I wish I could say that I’ve always been upbeat and positive. I cannot. I wish I could say that I never give in to my flesh. Again, honesty forbids me to say this. I have learned that even when I fail Him, He is there. I feel like I’ve always let Him down.
Believe me, as a kid, the folks in my church did NOT look at me and say “Hey, there goes a future Pastor’s Wife!” No way. I’m more shocked than anyone at the things God has allowed me to see and do. Yet, why does He put up with me? I don’t know why! I am just so glad He does! I love my home Pastor, Bro. Ken Graham, so much. I hardly go through a day where some of his teaching doesn’t come to mind.

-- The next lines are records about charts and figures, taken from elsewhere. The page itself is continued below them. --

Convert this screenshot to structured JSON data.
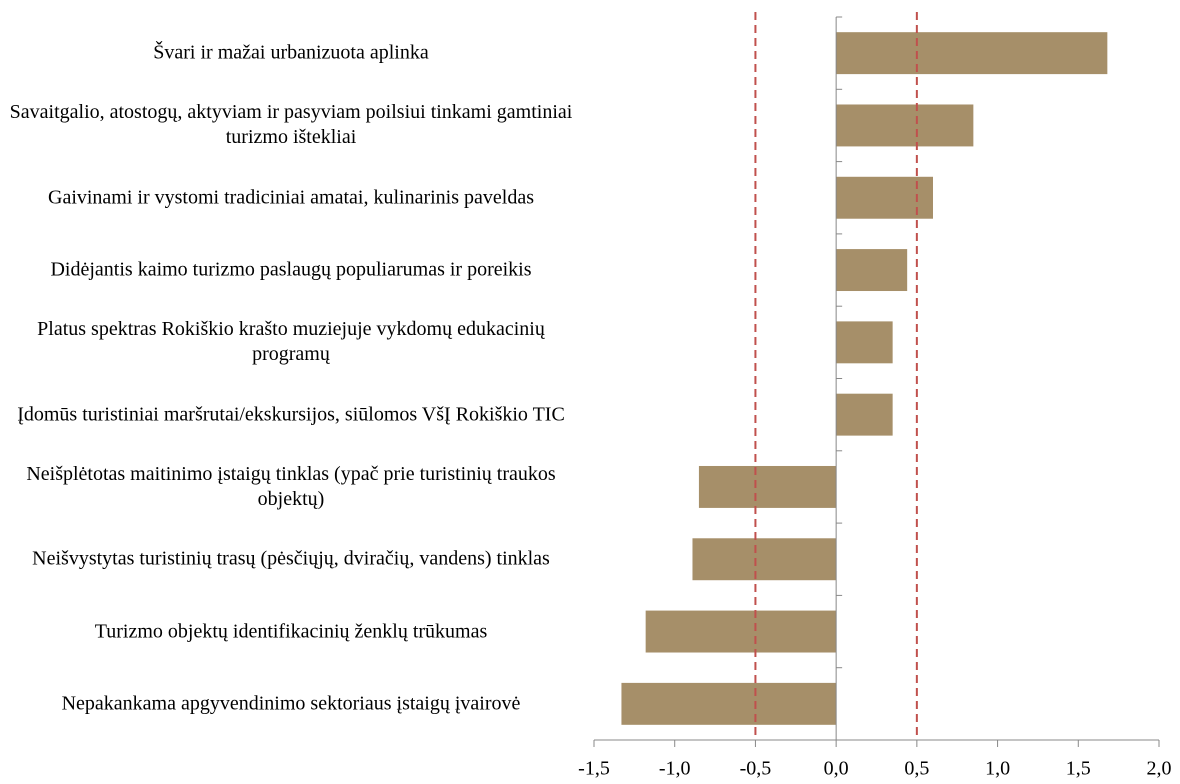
{
  "chart_data": {
    "type": "bar",
    "orientation": "horizontal",
    "categories": [
      "Švari ir mažai urbanizuota aplinka",
      "Savaitgalio, atostogų, aktyviam ir pasyviam poilsiui tinkami gamtiniai turizmo ištekliai",
      "Gaivinami ir vystomi tradiciniai amatai, kulinarinis paveldas",
      "Didėjantis kaimo turizmo paslaugų populiarumas ir poreikis",
      "Platus spektras Rokiškio krašto muziejuje vykdomų edukacinių programų",
      "Įdomūs turistiniai maršrutai/ekskursijos, siūlomos VšĮ Rokiškio TIC",
      "Neišplėtotas maitinimo įstaigų tinklas (ypač prie turistinių traukos objektų)",
      "Neišvystytas turistinių trasų (pėsčiųjų, dviračių, vandens) tinklas",
      "Turizmo objektų identifikacinių ženklų trūkumas",
      "Nepakankama apgyvendinimo sektoriaus įstaigų įvairovė"
    ],
    "values": [
      1.68,
      0.85,
      0.6,
      0.44,
      0.35,
      0.35,
      -0.85,
      -0.89,
      -1.18,
      -1.33
    ],
    "color": "#a68f69",
    "xlim": [
      -1.5,
      2.0
    ],
    "xticks": [
      {
        "value": -1.5,
        "label": "-1,5"
      },
      {
        "value": -1.0,
        "label": "-1,0"
      },
      {
        "value": -0.5,
        "label": "-0,5"
      },
      {
        "value": 0,
        "label": "0,0"
      },
      {
        "value": 0.5,
        "label": "0,5"
      },
      {
        "value": 1.0,
        "label": "1,0"
      },
      {
        "value": 1.5,
        "label": "1,5"
      },
      {
        "value": 2.0,
        "label": "2,0"
      }
    ],
    "reference_lines": [
      -0.5,
      0.5
    ],
    "reference_color": "#c0504d"
  }
}
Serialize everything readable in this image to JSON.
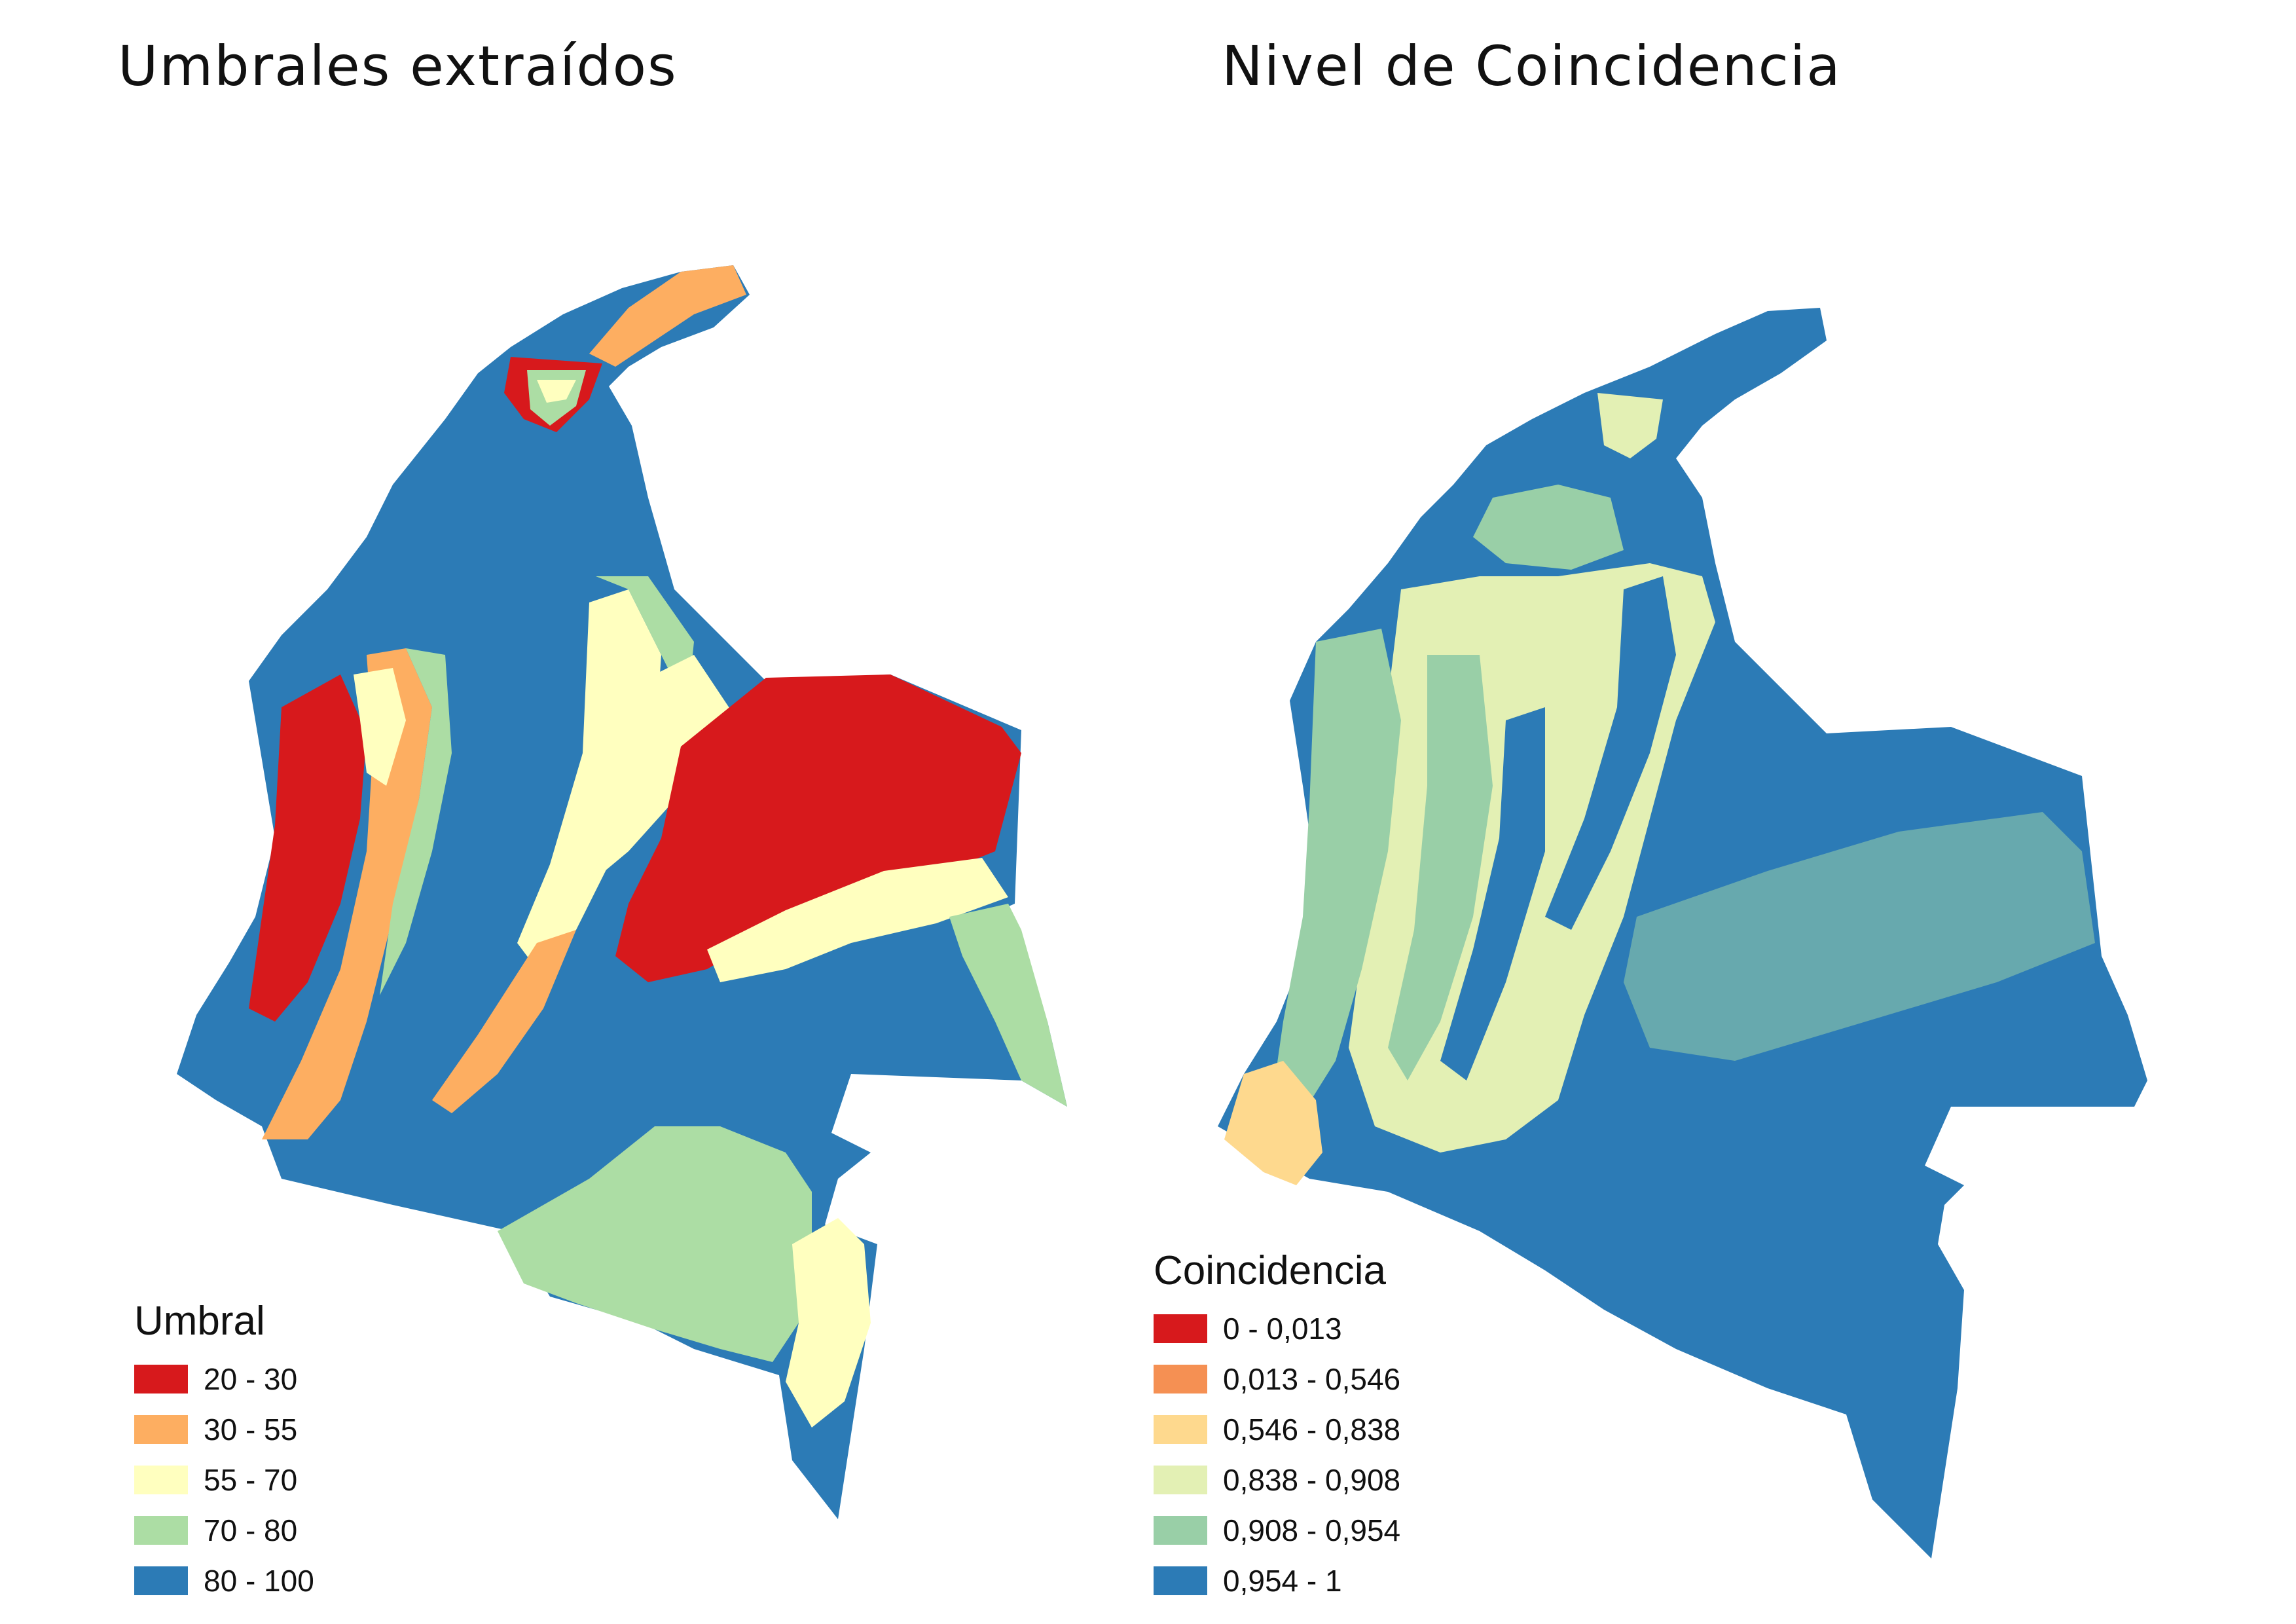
{
  "titles": {
    "left": "Umbrales extraídos",
    "right": "Nivel de Coincidencia"
  },
  "colors": {
    "red": "#d7191c",
    "orange": "#fdae61",
    "yellow": "#ffffbf",
    "light_green": "#a6d96a",
    "blue": "#2c7bb6",
    "right_orange": "#f59053",
    "right_peach": "#fed98e",
    "right_pale_green": "#e3f0b4",
    "right_mint": "#99cfa7"
  },
  "legend_left": {
    "title": "Umbral",
    "items": [
      {
        "label": "20 - 30",
        "color": "#d7191c"
      },
      {
        "label": "30 - 55",
        "color": "#fdae61"
      },
      {
        "label": "55 - 70",
        "color": "#ffffbf"
      },
      {
        "label": "70 - 80",
        "color": "#acdda4"
      },
      {
        "label": "80 - 100",
        "color": "#2c7bb6"
      }
    ]
  },
  "legend_right": {
    "title": "Coincidencia",
    "items": [
      {
        "label": "0 - 0,013",
        "color": "#d7191c"
      },
      {
        "label": "0,013 - 0,546",
        "color": "#f59053"
      },
      {
        "label": "0,546 - 0,838",
        "color": "#fed98e"
      },
      {
        "label": "0,838 - 0,908",
        "color": "#e3f0b4"
      },
      {
        "label": "0,908 - 0,954",
        "color": "#99cfa7"
      },
      {
        "label": "0,954 - 1",
        "color": "#2c7bb6"
      }
    ]
  }
}
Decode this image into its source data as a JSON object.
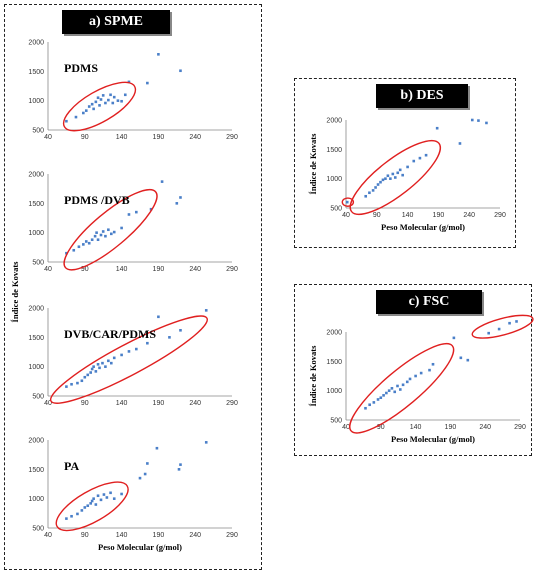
{
  "panels": {
    "spme_title": "a) SPME",
    "des_title": "b) DES",
    "fsc_title": "c) FSC"
  },
  "colors": {
    "points": "#4a7fc8",
    "ellipse": "#e02020"
  },
  "chart_data": [
    {
      "id": "pdms",
      "type": "scatter",
      "label": "PDMS",
      "xlim": [
        40,
        290
      ],
      "ylim": [
        500,
        2000
      ],
      "xticks": [
        40,
        90,
        140,
        190,
        240,
        290
      ],
      "yticks": [
        500,
        1000,
        1500,
        2000
      ],
      "xlabel": "",
      "ylabel": "",
      "points": [
        [
          65,
          650
        ],
        [
          78,
          720
        ],
        [
          88,
          790
        ],
        [
          92,
          830
        ],
        [
          96,
          900
        ],
        [
          100,
          940
        ],
        [
          102,
          860
        ],
        [
          105,
          980
        ],
        [
          108,
          1050
        ],
        [
          110,
          920
        ],
        [
          112,
          1020
        ],
        [
          115,
          1090
        ],
        [
          118,
          960
        ],
        [
          122,
          1010
        ],
        [
          125,
          1100
        ],
        [
          128,
          960
        ],
        [
          130,
          1060
        ],
        [
          135,
          1000
        ],
        [
          140,
          990
        ],
        [
          145,
          1100
        ],
        [
          150,
          1320
        ],
        [
          175,
          1300
        ],
        [
          190,
          1790
        ],
        [
          220,
          1510
        ]
      ],
      "ellipses": [
        {
          "cx": 110,
          "cy": 900,
          "rx": 55,
          "ry": 260,
          "rot": -30
        }
      ]
    },
    {
      "id": "pdms-dvb",
      "type": "scatter",
      "label": "PDMS /DVB",
      "xlim": [
        40,
        290
      ],
      "ylim": [
        500,
        2000
      ],
      "xticks": [
        40,
        90,
        140,
        190,
        240,
        290
      ],
      "yticks": [
        500,
        1000,
        1500,
        2000
      ],
      "xlabel": "",
      "ylabel": "",
      "points": [
        [
          65,
          650
        ],
        [
          75,
          700
        ],
        [
          82,
          760
        ],
        [
          88,
          800
        ],
        [
          92,
          850
        ],
        [
          96,
          820
        ],
        [
          100,
          880
        ],
        [
          104,
          940
        ],
        [
          106,
          1000
        ],
        [
          108,
          880
        ],
        [
          112,
          960
        ],
        [
          115,
          1020
        ],
        [
          118,
          940
        ],
        [
          122,
          1050
        ],
        [
          126,
          980
        ],
        [
          130,
          1010
        ],
        [
          140,
          1080
        ],
        [
          150,
          1310
        ],
        [
          160,
          1350
        ],
        [
          180,
          1400
        ],
        [
          195,
          1870
        ],
        [
          215,
          1500
        ],
        [
          220,
          1600
        ]
      ],
      "ellipses": [
        {
          "cx": 125,
          "cy": 1050,
          "rx": 80,
          "ry": 290,
          "rot": -40
        }
      ]
    },
    {
      "id": "dvb-car-pdms",
      "type": "scatter",
      "label": "DVB/CAR/PDMS",
      "xlim": [
        40,
        290
      ],
      "ylim": [
        500,
        2000
      ],
      "xticks": [
        40,
        90,
        140,
        190,
        240,
        290
      ],
      "yticks": [
        500,
        1000,
        1500,
        2000
      ],
      "xlabel": "",
      "ylabel": "Índice de Kovats",
      "points": [
        [
          65,
          660
        ],
        [
          72,
          700
        ],
        [
          80,
          720
        ],
        [
          86,
          760
        ],
        [
          90,
          820
        ],
        [
          94,
          860
        ],
        [
          98,
          900
        ],
        [
          100,
          960
        ],
        [
          102,
          1000
        ],
        [
          105,
          920
        ],
        [
          108,
          1040
        ],
        [
          110,
          980
        ],
        [
          114,
          1060
        ],
        [
          118,
          1000
        ],
        [
          122,
          1100
        ],
        [
          126,
          1060
        ],
        [
          130,
          1150
        ],
        [
          140,
          1200
        ],
        [
          150,
          1260
        ],
        [
          160,
          1300
        ],
        [
          175,
          1400
        ],
        [
          190,
          1850
        ],
        [
          205,
          1500
        ],
        [
          220,
          1620
        ],
        [
          255,
          1960
        ]
      ],
      "ellipses": [
        {
          "cx": 150,
          "cy": 1120,
          "rx": 120,
          "ry": 260,
          "rot": -28
        }
      ]
    },
    {
      "id": "pa",
      "type": "scatter",
      "label": "PA",
      "xlim": [
        40,
        290
      ],
      "ylim": [
        500,
        2000
      ],
      "xticks": [
        40,
        90,
        140,
        190,
        240,
        290
      ],
      "yticks": [
        500,
        1000,
        1500,
        2000
      ],
      "xlabel": "Peso Molecular  (g/mol)",
      "ylabel": "",
      "points": [
        [
          65,
          660
        ],
        [
          72,
          700
        ],
        [
          80,
          740
        ],
        [
          86,
          800
        ],
        [
          90,
          850
        ],
        [
          94,
          880
        ],
        [
          98,
          920
        ],
        [
          100,
          960
        ],
        [
          102,
          1000
        ],
        [
          105,
          900
        ],
        [
          108,
          1050
        ],
        [
          112,
          980
        ],
        [
          116,
          1070
        ],
        [
          120,
          1020
        ],
        [
          125,
          1100
        ],
        [
          130,
          1000
        ],
        [
          140,
          1080
        ],
        [
          165,
          1350
        ],
        [
          172,
          1420
        ],
        [
          175,
          1600
        ],
        [
          188,
          1860
        ],
        [
          218,
          1500
        ],
        [
          220,
          1580
        ],
        [
          255,
          1960
        ]
      ],
      "ellipses": [
        {
          "cx": 100,
          "cy": 870,
          "rx": 55,
          "ry": 260,
          "rot": -30
        }
      ]
    },
    {
      "id": "des",
      "type": "scatter",
      "label": "",
      "xlim": [
        40,
        290
      ],
      "ylim": [
        500,
        2000
      ],
      "xticks": [
        40,
        90,
        140,
        190,
        240,
        290
      ],
      "yticks": [
        500,
        1000,
        1500,
        2000
      ],
      "xlabel": "Peso Molecular (g/mol)",
      "ylabel": "Índice de Kovats",
      "points": [
        [
          42,
          600
        ],
        [
          72,
          700
        ],
        [
          78,
          760
        ],
        [
          84,
          800
        ],
        [
          88,
          850
        ],
        [
          92,
          900
        ],
        [
          96,
          940
        ],
        [
          100,
          980
        ],
        [
          104,
          1000
        ],
        [
          108,
          1050
        ],
        [
          112,
          1000
        ],
        [
          116,
          1080
        ],
        [
          120,
          1020
        ],
        [
          124,
          1100
        ],
        [
          128,
          1150
        ],
        [
          132,
          1060
        ],
        [
          140,
          1200
        ],
        [
          150,
          1300
        ],
        [
          160,
          1350
        ],
        [
          170,
          1400
        ],
        [
          188,
          1860
        ],
        [
          225,
          1600
        ],
        [
          245,
          2000
        ],
        [
          255,
          1990
        ],
        [
          268,
          1950
        ]
      ],
      "ellipses": [
        {
          "cx": 120,
          "cy": 1020,
          "rx": 90,
          "ry": 300,
          "rot": -38
        },
        {
          "cx": 43,
          "cy": 600,
          "rx": 9,
          "ry": 70,
          "rot": 0
        }
      ]
    },
    {
      "id": "fsc",
      "type": "scatter",
      "label": "",
      "xlim": [
        40,
        290
      ],
      "ylim": [
        500,
        2000
      ],
      "xticks": [
        40,
        90,
        140,
        190,
        240,
        290
      ],
      "yticks": [
        500,
        1000,
        1500,
        2000
      ],
      "xlabel": "Peso Molecular (g/mol)",
      "ylabel": "Índice de Kovats",
      "points": [
        [
          68,
          700
        ],
        [
          74,
          760
        ],
        [
          80,
          800
        ],
        [
          86,
          850
        ],
        [
          90,
          880
        ],
        [
          94,
          920
        ],
        [
          98,
          960
        ],
        [
          102,
          1000
        ],
        [
          106,
          1040
        ],
        [
          110,
          980
        ],
        [
          114,
          1080
        ],
        [
          118,
          1020
        ],
        [
          122,
          1100
        ],
        [
          128,
          1150
        ],
        [
          132,
          1200
        ],
        [
          140,
          1250
        ],
        [
          148,
          1300
        ],
        [
          160,
          1350
        ],
        [
          165,
          1450
        ],
        [
          195,
          1900
        ],
        [
          205,
          1560
        ],
        [
          215,
          1520
        ],
        [
          245,
          1980
        ],
        [
          260,
          2050
        ],
        [
          275,
          2150
        ],
        [
          285,
          2180
        ]
      ],
      "ellipses": [
        {
          "cx": 120,
          "cy": 1040,
          "rx": 95,
          "ry": 300,
          "rot": -40
        },
        {
          "cx": 265,
          "cy": 2090,
          "rx": 45,
          "ry": 140,
          "rot": -15
        }
      ]
    }
  ]
}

I often think of this quote that he used often: “I find it interesting that people think that after they get saved, they can live any way they want! That’s not true. If I could live any way I wanted now that I’m saved, I’d never sin again.” That’s how I feel. I wish I’d never let anyone down, but I have. I wish I’d never been disloyal, hateful or impatient. But I have been all of those things before. I’m so thankful His forgiveness is endless!
If Jesus-sinless, perfect Jesus- can keep loving me, and letting me continue to breathe, after I’ve failed Him so much, then I – sinful, imperfect Valerie – should be able to forgive the people who have hurt me.